Members of the stake Young Men presidency serve in a dual training and mentoring capacity within the hierarchy of the Church and as unit commissioners within the Boy Scouts of America. Their role is to help bishops, CORs, ward Young Men presidencies, quorum advisers, and Scouting leaders to be as effective as possible. They should be a vital resource of information, tools, and methods for how to properly implement the Scouting and Aaronic Priesthood programs as outlined in the Church handbooks. They are assisted in their efforts by the high council representative assigned to oversee the Aaronic Priesthood. Both the high council representative and the stake Young Men president report regularly to a member of the stake presidency regarding Scouting and Aaronic Priesthood matters.

Some adult leaders at the local level may not be aware that an Area Seventy is directed to implement an LDS-BSA Relationships committee within each BSA local council. This committee is made up of members of stake presidencies within the council and is either chaired by the Area Seventy or a designated stake president. The purpose of the LDS-BSA Relationships committee is to build relationships between the Boy Scout executives and LDS leaders within the council. They coordinate activities and address the needs of both the Church and the BSA within the council.

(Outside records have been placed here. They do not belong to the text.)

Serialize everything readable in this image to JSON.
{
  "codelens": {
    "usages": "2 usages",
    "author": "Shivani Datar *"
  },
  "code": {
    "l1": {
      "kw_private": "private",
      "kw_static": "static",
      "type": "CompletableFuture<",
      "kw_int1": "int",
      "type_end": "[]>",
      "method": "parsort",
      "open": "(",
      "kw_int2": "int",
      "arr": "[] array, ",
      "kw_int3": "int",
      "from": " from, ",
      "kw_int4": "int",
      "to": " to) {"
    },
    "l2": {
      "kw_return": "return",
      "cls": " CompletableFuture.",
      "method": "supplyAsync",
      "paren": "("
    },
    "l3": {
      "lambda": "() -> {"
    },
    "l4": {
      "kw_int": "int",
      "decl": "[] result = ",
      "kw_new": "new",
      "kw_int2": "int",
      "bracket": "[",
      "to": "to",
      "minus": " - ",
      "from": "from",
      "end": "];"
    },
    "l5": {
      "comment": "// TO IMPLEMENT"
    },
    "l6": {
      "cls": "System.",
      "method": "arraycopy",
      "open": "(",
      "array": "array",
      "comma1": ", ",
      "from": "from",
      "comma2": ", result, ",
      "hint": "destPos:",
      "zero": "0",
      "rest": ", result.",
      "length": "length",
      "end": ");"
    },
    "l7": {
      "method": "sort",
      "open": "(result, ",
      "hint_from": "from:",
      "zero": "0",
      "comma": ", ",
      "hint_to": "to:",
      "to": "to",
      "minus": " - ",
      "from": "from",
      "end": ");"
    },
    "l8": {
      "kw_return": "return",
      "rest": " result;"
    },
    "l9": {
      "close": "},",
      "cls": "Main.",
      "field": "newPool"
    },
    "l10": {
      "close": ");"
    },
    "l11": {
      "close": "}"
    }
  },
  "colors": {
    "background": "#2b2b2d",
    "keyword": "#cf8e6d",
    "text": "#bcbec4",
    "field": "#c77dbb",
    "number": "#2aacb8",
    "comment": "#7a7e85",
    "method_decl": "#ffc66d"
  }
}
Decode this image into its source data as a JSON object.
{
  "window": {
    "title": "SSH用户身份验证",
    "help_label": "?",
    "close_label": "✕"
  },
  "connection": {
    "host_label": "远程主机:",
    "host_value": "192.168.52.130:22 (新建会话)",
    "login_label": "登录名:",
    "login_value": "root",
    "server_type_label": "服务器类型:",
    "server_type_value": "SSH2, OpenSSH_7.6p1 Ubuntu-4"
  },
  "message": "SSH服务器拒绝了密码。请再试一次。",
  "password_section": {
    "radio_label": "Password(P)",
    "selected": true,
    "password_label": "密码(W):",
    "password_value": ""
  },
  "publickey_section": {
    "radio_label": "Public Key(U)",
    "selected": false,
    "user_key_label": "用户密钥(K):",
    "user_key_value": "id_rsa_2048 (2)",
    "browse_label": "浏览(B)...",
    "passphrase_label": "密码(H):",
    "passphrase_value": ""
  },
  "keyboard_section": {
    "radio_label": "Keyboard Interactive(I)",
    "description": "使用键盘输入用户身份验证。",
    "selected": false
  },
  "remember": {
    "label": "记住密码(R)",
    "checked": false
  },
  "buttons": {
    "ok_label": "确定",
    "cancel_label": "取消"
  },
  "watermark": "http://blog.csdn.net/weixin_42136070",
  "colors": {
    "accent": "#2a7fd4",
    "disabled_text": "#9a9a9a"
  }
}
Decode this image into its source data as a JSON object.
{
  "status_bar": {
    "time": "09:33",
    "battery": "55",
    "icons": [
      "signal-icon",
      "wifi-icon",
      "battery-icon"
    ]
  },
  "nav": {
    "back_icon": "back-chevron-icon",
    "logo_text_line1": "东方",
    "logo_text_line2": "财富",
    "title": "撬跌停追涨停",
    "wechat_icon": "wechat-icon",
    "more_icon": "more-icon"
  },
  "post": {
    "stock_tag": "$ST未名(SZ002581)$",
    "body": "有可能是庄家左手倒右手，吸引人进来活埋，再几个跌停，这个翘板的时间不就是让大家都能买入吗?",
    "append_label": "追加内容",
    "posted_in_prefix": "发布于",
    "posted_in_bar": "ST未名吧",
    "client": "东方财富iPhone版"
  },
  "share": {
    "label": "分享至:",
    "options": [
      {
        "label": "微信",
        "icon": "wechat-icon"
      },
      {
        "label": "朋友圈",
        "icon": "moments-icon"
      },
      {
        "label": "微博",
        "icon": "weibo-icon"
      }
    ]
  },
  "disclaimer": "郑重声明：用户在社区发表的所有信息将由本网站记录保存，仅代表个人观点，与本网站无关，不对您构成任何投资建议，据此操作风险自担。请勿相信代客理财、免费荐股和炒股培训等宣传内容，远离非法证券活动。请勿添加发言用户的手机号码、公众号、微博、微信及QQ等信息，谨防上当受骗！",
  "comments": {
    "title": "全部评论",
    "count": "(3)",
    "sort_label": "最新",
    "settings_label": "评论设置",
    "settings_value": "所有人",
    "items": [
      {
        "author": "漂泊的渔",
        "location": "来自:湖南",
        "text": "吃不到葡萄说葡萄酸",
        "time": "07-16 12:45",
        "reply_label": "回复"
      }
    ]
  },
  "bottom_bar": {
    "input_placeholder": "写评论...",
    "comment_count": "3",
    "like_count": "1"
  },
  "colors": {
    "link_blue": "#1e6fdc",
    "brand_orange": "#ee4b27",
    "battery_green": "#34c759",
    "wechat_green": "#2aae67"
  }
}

The BSA local council and district provide numerous tools, resources, materials, training opportunities, and other programs to help adults become effective Scouting leaders.

Perhaps one of the least tapped support sources are the parents and family members of the young men. In an upcoming message I will explain how to engage and utilize these valuable resources. I also will share examples of how to identify the vast resources available within your “ward family”.

My last message in this series will offer guidance on how to engage and encourage priesthood leaders and parents who may not have yet embraced Scouting as the Lord’s program for his precious young men. I will offer suggestions on how you can help “those in authority” to catch the vision of Scouting in The Church of Jesus Christ of Latter-day Saints.

As you can see, if each of these support roles is carried out as the Lord intended, you have a plethora of support to make your Scouting and Aaronic Priesthood calling much easier. I humbly invite you to read each of my messages in the upcoming weeks. Hopefully these messages will provide you with the comfort of knowing you are not alone as you endeavor to implement your Scouting and Aaronic Priesthood programs the way the Lord has designed.


Take a Moment to Reflect

  • Do you fully understand your Scouting and Aaronic Priesthood role? Are you fulfilling your role as the Lord intended?
  • Are you supported in your calling by those in authority over you? If not, have you tried to engage that support through inspired and loving intervention?
  • Have you solicited guidance and training from your stake Young Men presidency?
  • Are you fully utilizing the parents and family members of your young men, as well as the many resources available from your “ward family”?
  • Are you sharing the burden so you don’t have to carry the full load of your Scouting and Aaronic Priesthood program alone?


Turn Your Reflection Into Action

  • What will you start doing, stop doing, or do better as a result of your reflection?


“And I will also ease the burdens which are put upon your shoulders, that even you cannot feel them upon your backs, . . . and this will I do that ye may stand as witnesses for me hereafter, and that ye may know of a surety that I, the Lord God, do visit my people in their afflictions.(Mosiah 24:14).


-Mac McIntire is a dedicated Scouter who has blessed many lives through his service and acute understanding of the Scouting program. He currently lives in Las Vegas, Nevada. The views and opinions expressed in this message are solely those of the author.